But last year, Casey did what they didn't do, roaming sideline-to-sideline and steaming downhill for the Hoosiers' first 100-tackle season since 2016 while leading the Power 5 with 22 tackles for loss.

And he did it wearing Taliaferro's No. 44.

"An honor," Casey says. "He was a trailblazer."

Christian Sarkisian, the Bengals scout who works Bloomington, had the context. So did Bengals linebackers coach James Bettcher, who also visited Indiana's last three pro days. With core special teamer Markus Bailey gone in free agency and the new kickoff rule favoring the size and dexterity of linebackers, there's at least one opening on a 53-man roster that hasn't drafted a linebacker since Bailey in the 2020 seventh round.

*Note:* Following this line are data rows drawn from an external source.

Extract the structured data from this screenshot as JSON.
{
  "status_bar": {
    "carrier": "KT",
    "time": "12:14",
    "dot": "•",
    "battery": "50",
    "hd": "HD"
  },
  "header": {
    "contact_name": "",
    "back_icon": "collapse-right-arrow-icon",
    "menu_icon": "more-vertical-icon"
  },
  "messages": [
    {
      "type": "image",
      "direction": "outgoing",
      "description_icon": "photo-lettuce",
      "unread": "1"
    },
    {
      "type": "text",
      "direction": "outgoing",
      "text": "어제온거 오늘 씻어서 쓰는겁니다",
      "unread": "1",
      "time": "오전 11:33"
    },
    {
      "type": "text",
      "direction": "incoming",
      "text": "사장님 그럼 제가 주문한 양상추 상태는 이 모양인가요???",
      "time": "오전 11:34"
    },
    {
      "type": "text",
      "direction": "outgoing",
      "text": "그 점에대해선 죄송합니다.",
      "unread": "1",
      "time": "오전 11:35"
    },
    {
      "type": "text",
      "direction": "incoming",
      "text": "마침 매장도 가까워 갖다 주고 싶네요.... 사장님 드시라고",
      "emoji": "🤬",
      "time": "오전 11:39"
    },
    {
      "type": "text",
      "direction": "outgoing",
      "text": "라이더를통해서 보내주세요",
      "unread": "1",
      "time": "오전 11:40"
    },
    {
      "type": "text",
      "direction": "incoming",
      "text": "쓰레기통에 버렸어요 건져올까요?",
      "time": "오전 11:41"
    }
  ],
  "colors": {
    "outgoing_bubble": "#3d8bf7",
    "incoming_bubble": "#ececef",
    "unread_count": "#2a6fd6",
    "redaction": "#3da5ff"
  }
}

"I spent a lot of time with all those guys. They're so similar," Bettcher says of the Hoosier trio. "Like Aaron, they're hard-working tough, high-character individuals. They kept competing, kept competing. With them. Against them. Love guys that can come in and be resilient. Guys who have the highest level of football and off-field character, those are the guys having the longest terms of success because they get through adversity. Maybe they're backing up, or they get cut once or twice. But they become invaluable.

"They tell you what he meant to Indiana football and you can see it here," says Bettcher, who also Zoomed Casey twice before the draft. "Smart. Tireless worker. Always wants something to do extra. In meetings, he asks great questions. Engages. You can see the intangibles and see why he wore 44."

As Knollman, Lord of the Things, mulls the undrafted jerseys this time of year, he doesn't have a lot of numbers at his disposal. Or, as much time to dole them out as they do on X. If a player's college number is open, he pretty much gets it.

Karma, which has a few curtain calls in Casey's story, had No. 44 available. Clay Johnston, wearing it when he made his iconic two-point stop of Derrick Henry in Nashville during the 2021 playoffs, is a free agent. Jaylen Moody, another undrafted linebacker, is playing in Canada after he wore it last year. Casey, who got the nickname from a cousin after they watched "Ace," in the movie "Paid In Full," is now on the screen.

Dawn Casey, his mother and delivery nurse back home in Douglasville, Ga., knows something about good starts. When her son signed with the Bengals, she looked it up and told Ace no one had No. 44. Before he could ask for it, it was in his locker.

"That's my number now," says Aaron Casey, recalling two years ago when then IU head coach Tom Allen and director of player development Mike Pechac approached him about wearing No. 44.

The coaches make sure their players know all about George Taliaferro before and after he died in 2018 at 91. Or "Mr. T," as Pechac still calls him on his way to work when he walks by his statue in Taliaferro Plaza outside of the North end zone of Memorial Stadium.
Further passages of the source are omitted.